Normalement, juin, c’est le mois où tout le monde est de bonne humeur. Le Kyosk est ouvert tous les jours et permet aux travailleurs du Kirchberg de se croire en congés le temps de leur pause midi. Le soleil se couche tard, et les week-ends à rallonge s’enchaînent, entre la Pentecôte et la fête nationale. C’est aussi le mois traditionnel du départ en colo dans les écoles. Un moyen idéal pour la Joffer de renforcer les liens entre les élèves à coup de batailles de petits suisses dans la Petite Suisse, mais également de compléter sa propre collection de Pokemon (il paraît que le Müllerthal regorge d’espèces rares, qu’elle peut chasser tranquillement puisque les portables sont interdits aux élèves). C’est aussi le mois des grillades et des apéritifs qui s’éternisent. Le mois des terrasses. Le mois des promenades en vélo, ou en cabrio.
Bref, en juin, on ne voit pas de raison d’être stressé.
Pourtant, cette année, c’est horrible. Pire que vos camarades de classe qui faisaient tourner leur stylo autour de leur pouce. Pire que votre voisin de bus qui renifle toutes les deux minutes au lieu de prendre un mouchoir. Pire que votre collègue qui machouille sa touillette à café à longueur de journée. Pire que les forcenés qui s’acharnent à tordre des trombones sans défense. Pire que vos amis qui vous parlent en même temps qu’ils whatsappent leurs autres amis qui ne sont pas venus à l’apéro. Pire que votre vieille tante Hortense qui cligne des yeux pour ponctuer chaque fin de phrase. Pire que les allergiques à la musique classique qui vont quand même à la Philharmonie et sont pris d’une quinte de toux dès que la lumière s’éteint et que le concert commence. Pire que les spectateurs de l’Utopolis qui font exprès de ne pas finir leur pop-corn avant le début du film pour agrémenter les meilleures scènes d’un petit « scroutch scroutch » en Dolby Surround, pile dans vos oreilles. Pire que tout cela, donc : vos enfants ont acheté un hand-spinner. Voire deux ou trois : uni, à paillettes, luminescent, en plastique, en aluminium, avec une photo de chiot ou un drapeau américain. Et ils les font tourner sans arrêt, en avant, en arrière, main gauche, main droite, en équilibre sur le pouce, puis l’index, puis le pouce, puis le majeur, puis… STOP ! Un des arguments publicitaires de ce gadget, qui n’en a pas besoin vu son succès, serait que l’engin aide les enfants à se focaliser sur une chose, et réduirait leur anxiété. Cela n’a rien de prouvé, mais l’expérience montre, par contre, une claire augmentation du stress parmi les parents soumis au spectacle permanent d’enfants faisant tourner frénétiquement des petites hélices dans leurs mains.
Vous veniez tout juste de jeter les deux derniers sacs de bracelets looms achetés en 2015, qui ont complètement desséchés dans la boîte à gants de la voiture. Le Rubik’s cube de l’année dernière reste désespérément figé sur l’étagère avec une seule face complète. L’album Panini de l’Euro 2016 a rejoint la vuvuzela verte achetée pour le mondial d’Afrique du Sud.

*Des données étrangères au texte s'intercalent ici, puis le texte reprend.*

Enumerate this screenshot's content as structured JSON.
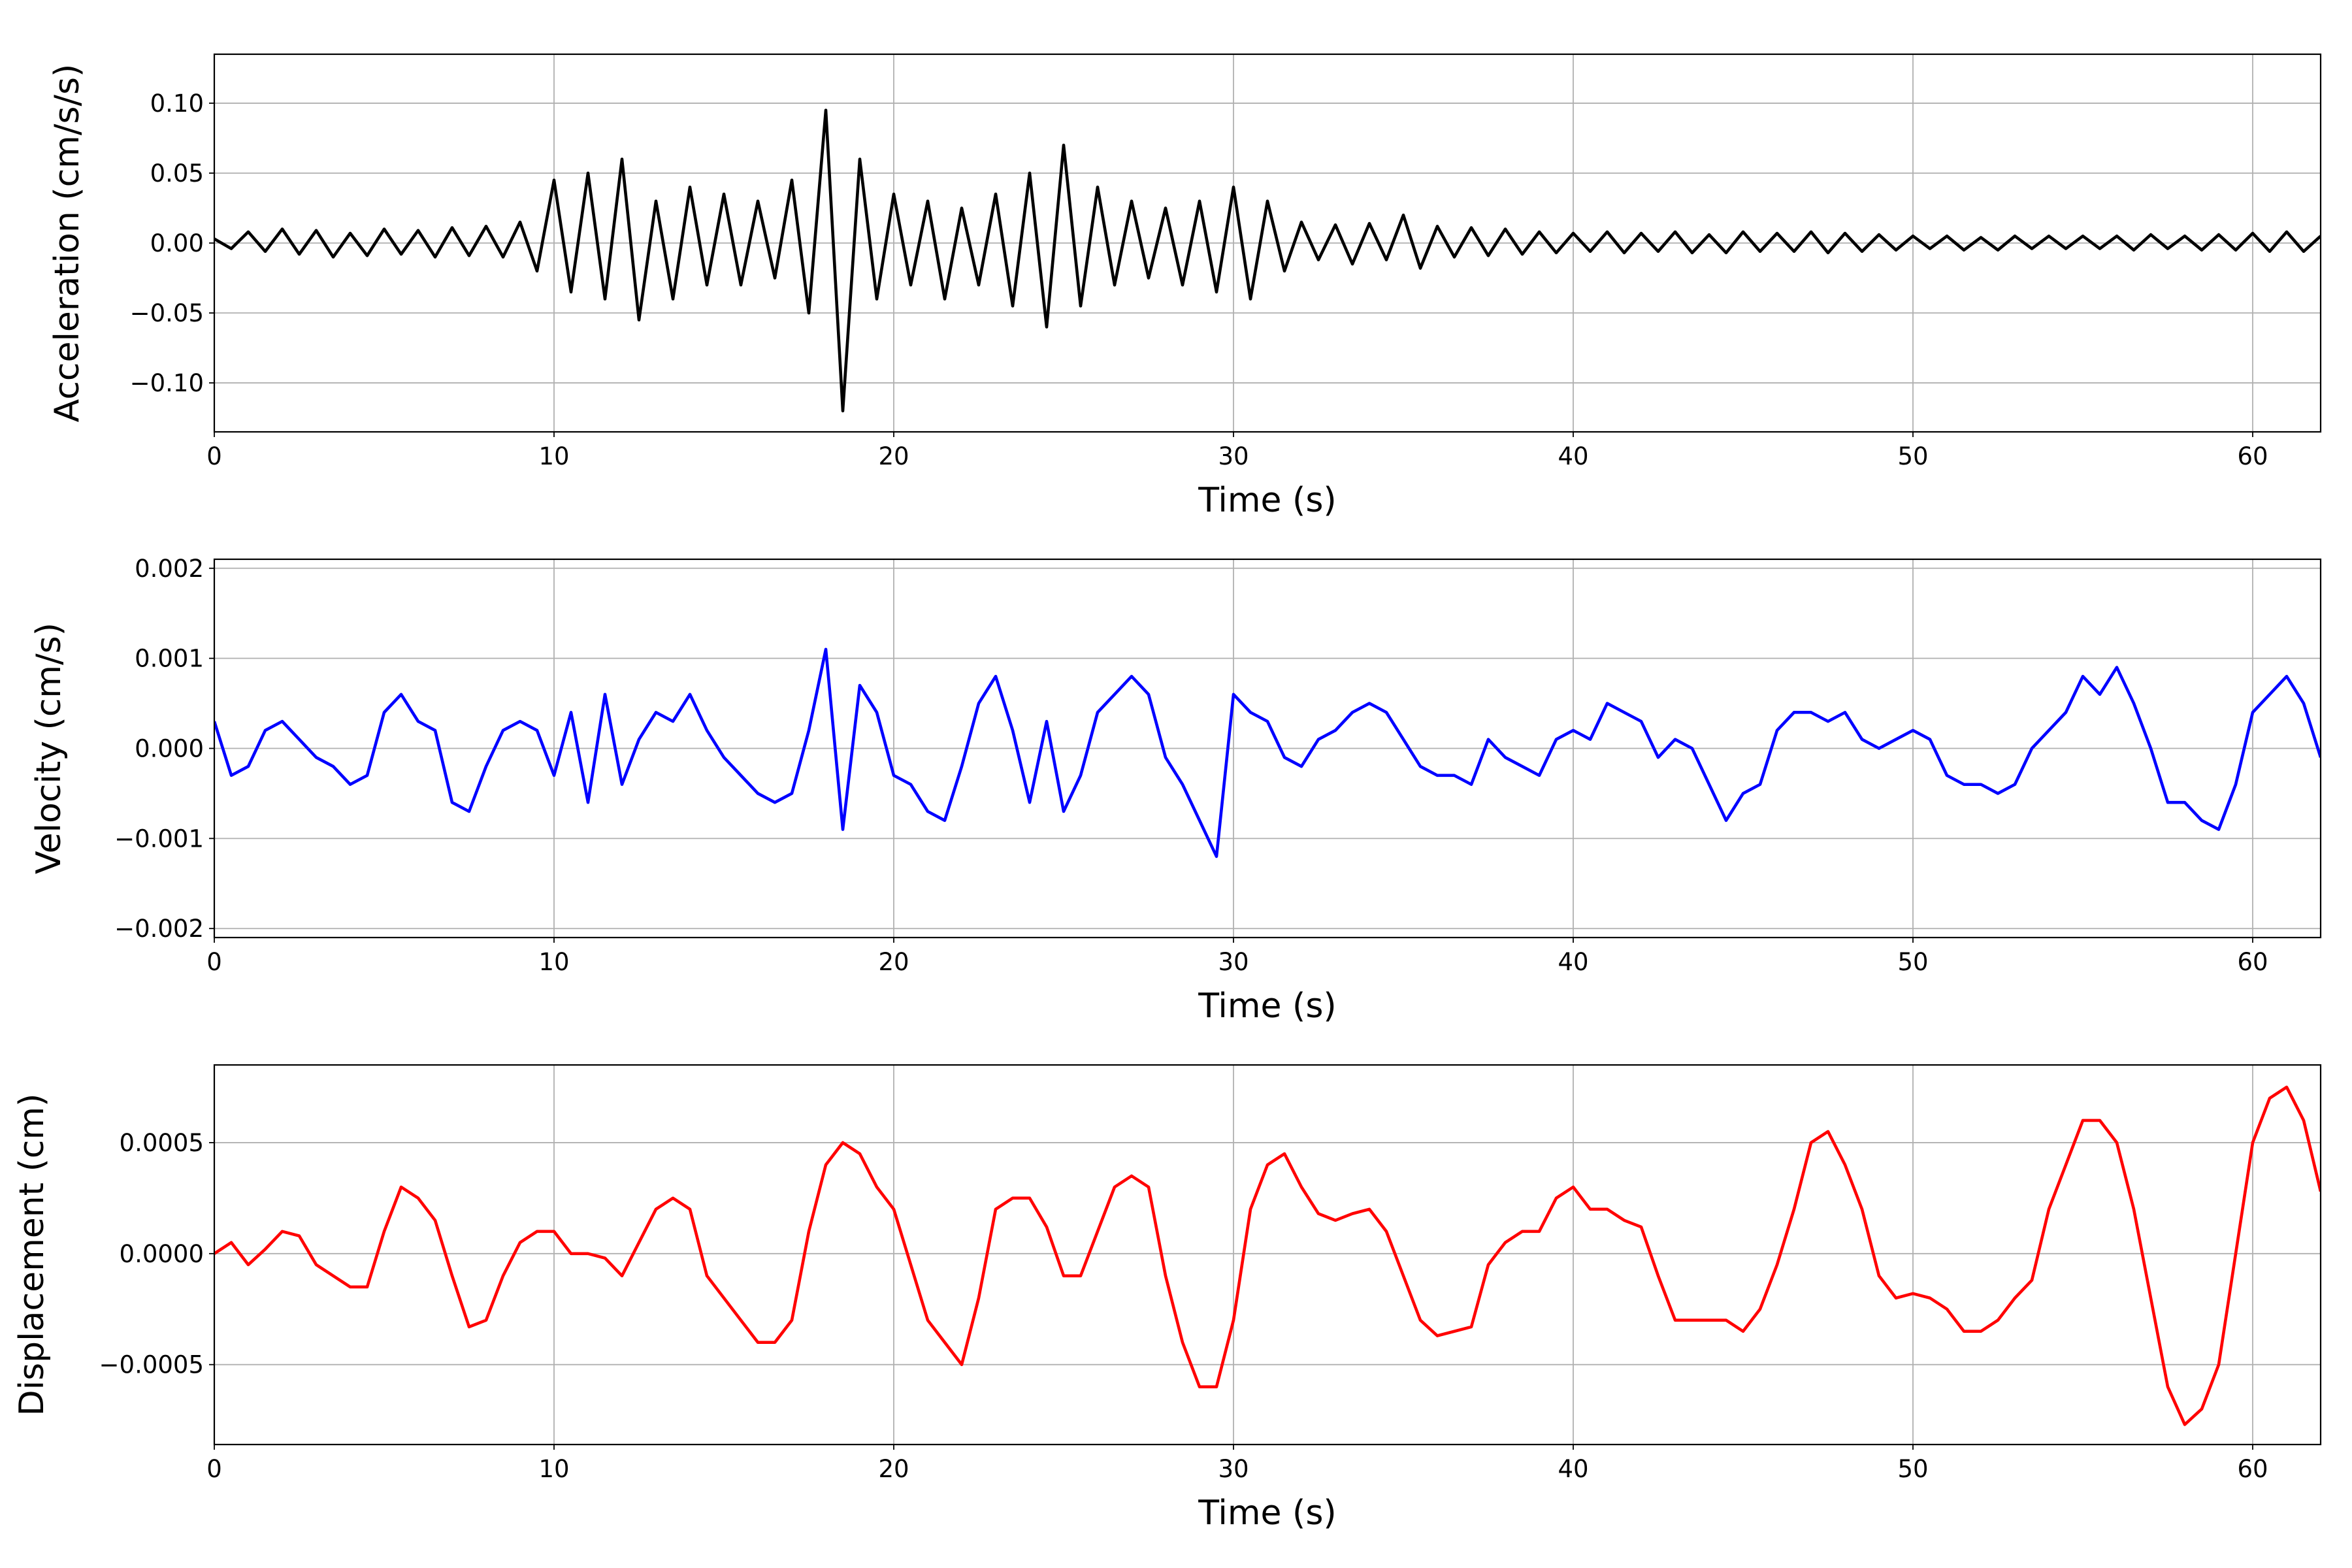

Et voilà qu’arrive un nouveau bidule inutile. Ceci dit, cette année, le bidule ne fait pas de bruit, marche sans pile et ne coûte pas trop cher.

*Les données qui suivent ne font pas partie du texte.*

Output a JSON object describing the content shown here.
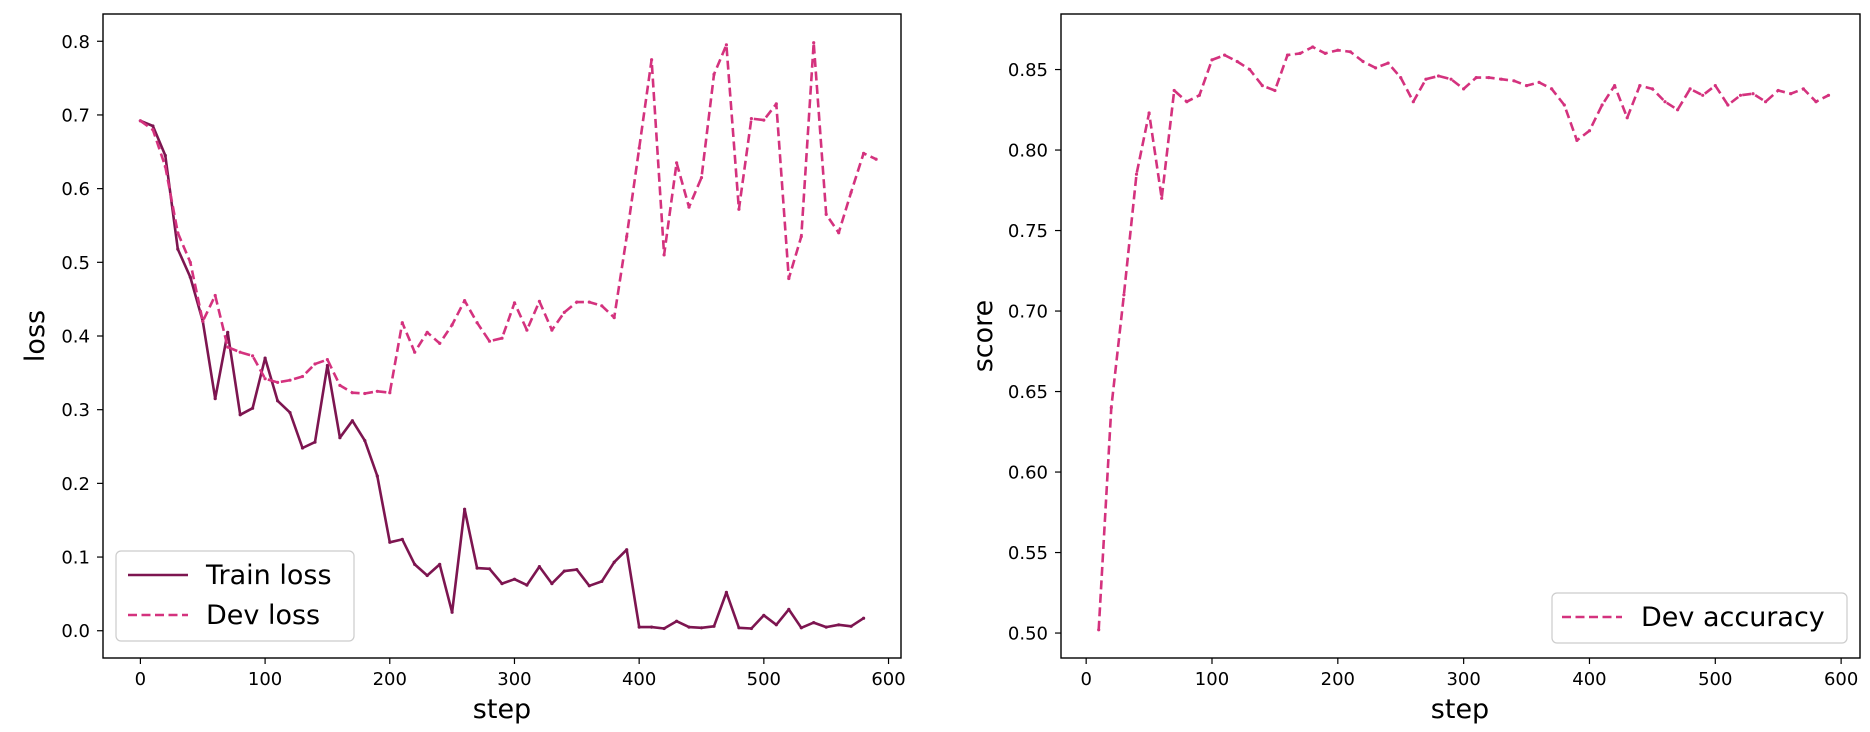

Son principal intérêt, si ce n’est l’unique, est sa capacité à tourner. Cette invention n’est pas sans rappeler la toupie, le hula-hoop ou le yoyo, les plus belles inventions de l’homme depuis la roue. Quelque chose de simple, un roulement à billes et un bout de plastique. Ça ne tombe pas en panne, ça n’émet pas de CO², ça n’est pas attaqué par des virus. La seule chose que vous risquez c’est de le faire tomber sur le pied. À la limite, cela pourrait vous hypnotiser tels les yeux du serpent Kâa dans le livre de la jungle. Et puis ? C’est tout. Ça tourne et ça tient à peu près en équilibre. La prochaine étape, ce sera peut-être des gyroscopes de précision ? Des pendules de Foucault miniatures ? Des disques d’Euler ? Silence, ça tourne : la révolution est en marche.